I understand that each sentence in the document is first being labeled with its own label and for doc2vec
it will learn vectors for these labels. For example, from what I could understand, lets say we have a list of lists with 3 sentences.
[["I have a pet"], ["They have a pet"], ["she has no pet"]]
We then break it into 3 sentences
["I have a pet"]
["They have a pet"]
["she has no pet"]
and use gensim TaggedDocument or any method you built to label each sentence with a label.
["I", "have", "a", "pet"] Tag= positive
["They", "have", "a", "pet"] Tag= positive
["she", "has", "no", "pet"] Tag= negative
Then we use the Doc2Vec
gensim
library to build the model, build_vocab and train it.
What I expected is that, each label for each sentence learn the vectors based on another sentence label; then out vectors for each label like in Word2Vec
, but in word2vec
the vectors are for each word.
If I did not misunderstand it, it should be something like this:
["I have a pet"] Vectors = [-0.13150065 -0.13182896 -0.1564866 ]
["They have a pet"] Vectors = [-0.13150065 -0.13182896 -0.1564866 ]
["she has no pet"] Vectors = [ 0.14937358 -0.06767108 0.14668389]
However, when I trained my model, I only get vectors one for positive and negative and a total of 2 instead of 3 like above.

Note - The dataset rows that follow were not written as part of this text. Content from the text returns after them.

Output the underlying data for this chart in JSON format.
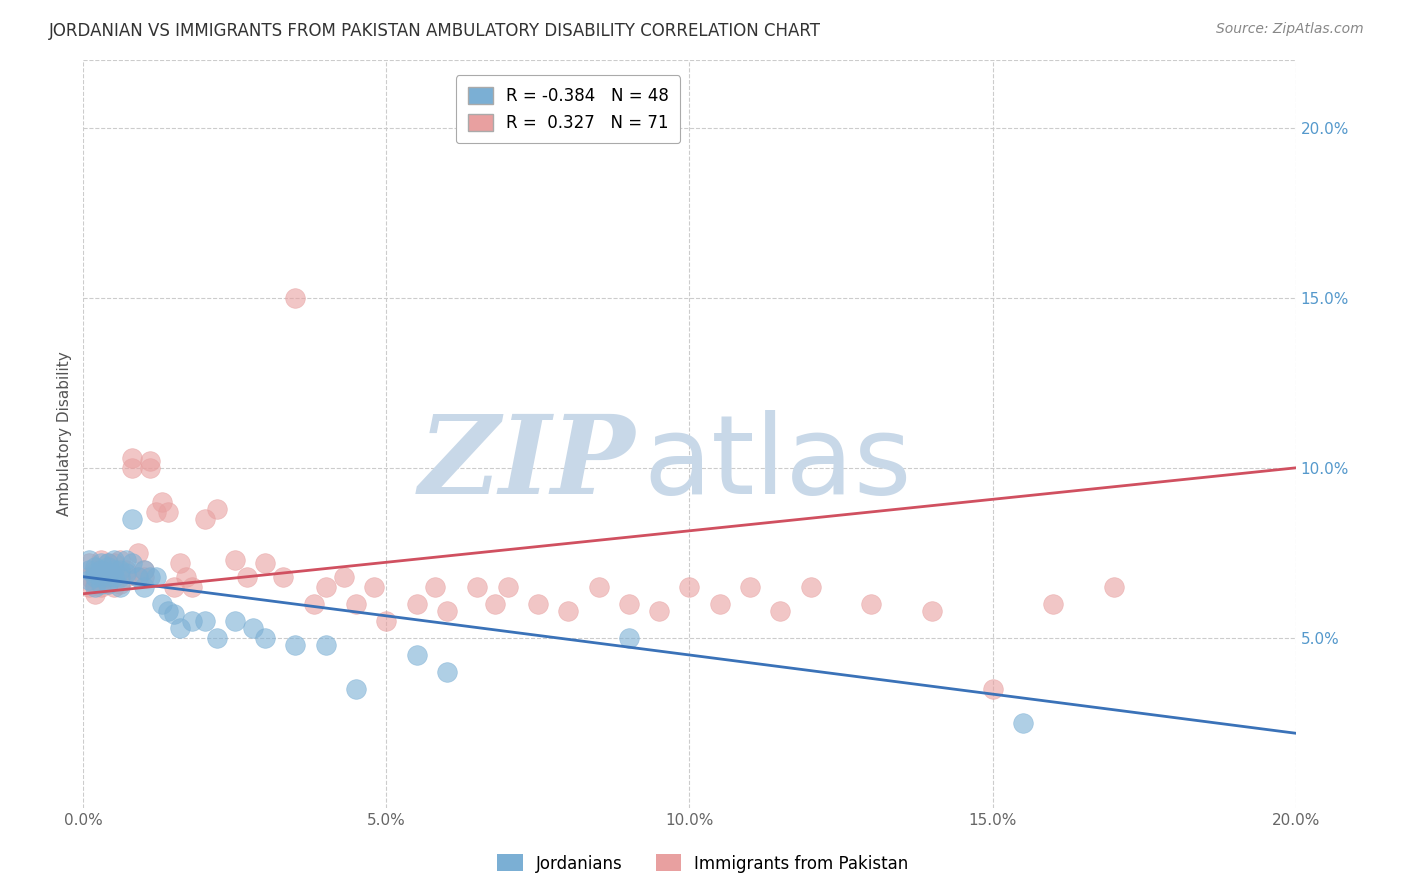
{
  "title": "JORDANIAN VS IMMIGRANTS FROM PAKISTAN AMBULATORY DISABILITY CORRELATION CHART",
  "source": "Source: ZipAtlas.com",
  "ylabel": "Ambulatory Disability",
  "x_min": 0.0,
  "x_max": 0.2,
  "y_min": 0.0,
  "y_max": 0.22,
  "jordanians_R": -0.384,
  "jordanians_N": 48,
  "pakistan_R": 0.327,
  "pakistan_N": 71,
  "jordanians_color": "#7bafd4",
  "pakistan_color": "#e8a0a0",
  "trend_jordan_color": "#3a72b8",
  "trend_pakistan_color": "#d05060",
  "watermark_zip_color": "#c8d8e8",
  "watermark_atlas_color": "#c8d8e8",
  "grid_color": "#cccccc",
  "right_tick_color": "#5599cc",
  "x_ticks": [
    0.0,
    0.05,
    0.1,
    0.15,
    0.2
  ],
  "x_tick_labels": [
    "0.0%",
    "5.0%",
    "10.0%",
    "15.0%",
    "20.0%"
  ],
  "y_ticks": [
    0.05,
    0.1,
    0.15,
    0.2
  ],
  "y_tick_labels": [
    "5.0%",
    "10.0%",
    "15.0%",
    "20.0%"
  ],
  "trend_jordan_x0": 0.0,
  "trend_jordan_y0": 0.068,
  "trend_jordan_x1": 0.2,
  "trend_jordan_y1": 0.022,
  "trend_pakistan_x0": 0.0,
  "trend_pakistan_y0": 0.063,
  "trend_pakistan_x1": 0.2,
  "trend_pakistan_y1": 0.1,
  "jordanians_x": [
    0.001,
    0.001,
    0.001,
    0.002,
    0.002,
    0.002,
    0.002,
    0.003,
    0.003,
    0.003,
    0.003,
    0.004,
    0.004,
    0.004,
    0.004,
    0.004,
    0.005,
    0.005,
    0.005,
    0.006,
    0.006,
    0.006,
    0.007,
    0.007,
    0.008,
    0.008,
    0.009,
    0.01,
    0.01,
    0.011,
    0.012,
    0.013,
    0.014,
    0.015,
    0.016,
    0.018,
    0.02,
    0.022,
    0.025,
    0.028,
    0.03,
    0.035,
    0.04,
    0.045,
    0.055,
    0.06,
    0.09,
    0.155
  ],
  "jordanians_y": [
    0.067,
    0.07,
    0.073,
    0.065,
    0.069,
    0.071,
    0.068,
    0.072,
    0.07,
    0.068,
    0.066,
    0.072,
    0.069,
    0.071,
    0.068,
    0.066,
    0.07,
    0.068,
    0.073,
    0.07,
    0.068,
    0.065,
    0.069,
    0.073,
    0.072,
    0.085,
    0.068,
    0.07,
    0.065,
    0.068,
    0.068,
    0.06,
    0.058,
    0.057,
    0.053,
    0.055,
    0.055,
    0.05,
    0.055,
    0.053,
    0.05,
    0.048,
    0.048,
    0.035,
    0.045,
    0.04,
    0.05,
    0.025
  ],
  "pakistan_x": [
    0.001,
    0.001,
    0.001,
    0.002,
    0.002,
    0.002,
    0.002,
    0.003,
    0.003,
    0.003,
    0.003,
    0.004,
    0.004,
    0.004,
    0.005,
    0.005,
    0.005,
    0.006,
    0.006,
    0.006,
    0.007,
    0.007,
    0.008,
    0.008,
    0.009,
    0.009,
    0.01,
    0.01,
    0.011,
    0.011,
    0.012,
    0.013,
    0.014,
    0.015,
    0.016,
    0.017,
    0.018,
    0.02,
    0.022,
    0.025,
    0.027,
    0.03,
    0.033,
    0.035,
    0.038,
    0.04,
    0.043,
    0.045,
    0.048,
    0.05,
    0.055,
    0.058,
    0.06,
    0.065,
    0.068,
    0.07,
    0.075,
    0.08,
    0.085,
    0.09,
    0.095,
    0.1,
    0.105,
    0.11,
    0.115,
    0.12,
    0.13,
    0.14,
    0.15,
    0.16,
    0.17
  ],
  "pakistan_y": [
    0.065,
    0.068,
    0.072,
    0.066,
    0.07,
    0.068,
    0.063,
    0.069,
    0.073,
    0.067,
    0.065,
    0.072,
    0.066,
    0.07,
    0.068,
    0.072,
    0.065,
    0.069,
    0.073,
    0.066,
    0.07,
    0.068,
    0.1,
    0.103,
    0.068,
    0.075,
    0.07,
    0.068,
    0.1,
    0.102,
    0.087,
    0.09,
    0.087,
    0.065,
    0.072,
    0.068,
    0.065,
    0.085,
    0.088,
    0.073,
    0.068,
    0.072,
    0.068,
    0.15,
    0.06,
    0.065,
    0.068,
    0.06,
    0.065,
    0.055,
    0.06,
    0.065,
    0.058,
    0.065,
    0.06,
    0.065,
    0.06,
    0.058,
    0.065,
    0.06,
    0.058,
    0.065,
    0.06,
    0.065,
    0.058,
    0.065,
    0.06,
    0.058,
    0.035,
    0.06,
    0.065
  ]
}
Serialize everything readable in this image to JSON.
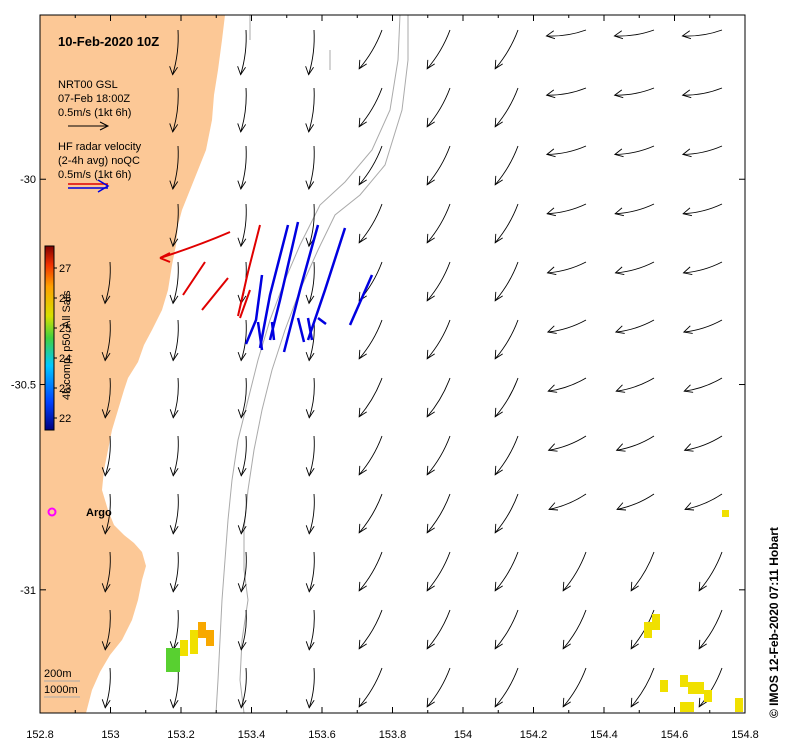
{
  "map": {
    "title": "10-Feb-2020 10Z",
    "credit": "© IMOS 12-Feb-2020 07:11 Hobart",
    "lon_ticks": [
      "152.8",
      "153",
      "153.2",
      "153.4",
      "153.6",
      "153.8",
      "154",
      "154.2",
      "154.4",
      "154.6",
      "154.8"
    ],
    "lat_ticks": [
      "-30",
      "-30.5",
      "-31"
    ],
    "lon_range": [
      152.8,
      154.8
    ],
    "lat_range": [
      -31.3,
      -29.6
    ]
  },
  "legend": {
    "model_name": "NRT00 GSL",
    "model_time": "07-Feb 18:00Z",
    "model_scale": "0.5m/s (1kt 6h)",
    "radar_title": "HF radar velocity",
    "radar_subtitle": "(2-4h avg) noQC",
    "radar_scale": "0.5m/s (1kt 6h)",
    "colorbar_label": "4h comp, p50, All Sats",
    "colorbar_ticks": [
      "27",
      "26",
      "25",
      "24",
      "23",
      "22"
    ],
    "contour_200": "200m",
    "contour_1000": "1000m",
    "argo_label": "Argo"
  },
  "colors": {
    "land": "#fcc896",
    "radar_red": "#e00000",
    "radar_blue": "#0000e0",
    "argo": "#ff00ff",
    "sst_yellow": "#f0e000",
    "sst_orange": "#f8a800",
    "sst_green": "#58d030"
  }
}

Is the vectors only build for each label; negative and positive and thats why it has 2 sparse vectors? If yes, then how can we compare the first sentence with second sentence and third sentence? I am getting quite confused when I received such output.
*** Is there a way to check which positive label is tag to which sentence? For example, how can I print tag + print sentence?
Example,
tag: positive sentence: ["They have a pet"]
My code:
from gensim.models.doc2vec import Doc2Vec, TaggedDocument
file = [["I have a pet"], ["They have a pet"], ["she has no pet"]]
positiveFile = file[0:2]
negativeFile = file[2]
positive = [word.split() for sentence in positiveFile for word in sentence]
negative = [word.split() for sentence in [negativeFile] for word in sentence]
total = positive + negative
taggedPositiveFiles = [TaggedDocument(sentence, ["positive"])for i, sentence in enumerate(positive)]
taggedNegativeFiles = [TaggedDocument(sentence, ["negative"])for i, sentence in enumerate(negative)]
totalTagged = taggedNegativeFiles + taggedPositiveFiles
model = Doc2Vec(totalTagged, min_count = 1, workers=1, vector_size=3)
model.build_vocab(totalTagged, update=True)
model.train(totalTagged,total_examples=1, epochs=1)
print(model.docvecs["negative"])
print(model.docvecs["positive"])
Current output:
[-0.13150065 -0.13182896 -0.1564866 ]
[ 0.14937358 -0.06767108 0.14668389]
Expected output:
[-0.13150065 -0.13182896 -0.1564866 ]
[-0.13150065 -0.13182896 -0.1564866 ]
[ 0.14937358 -0.06767108 0.14668389]
Where did I misunderstand it? Please assist me. Thank you so much.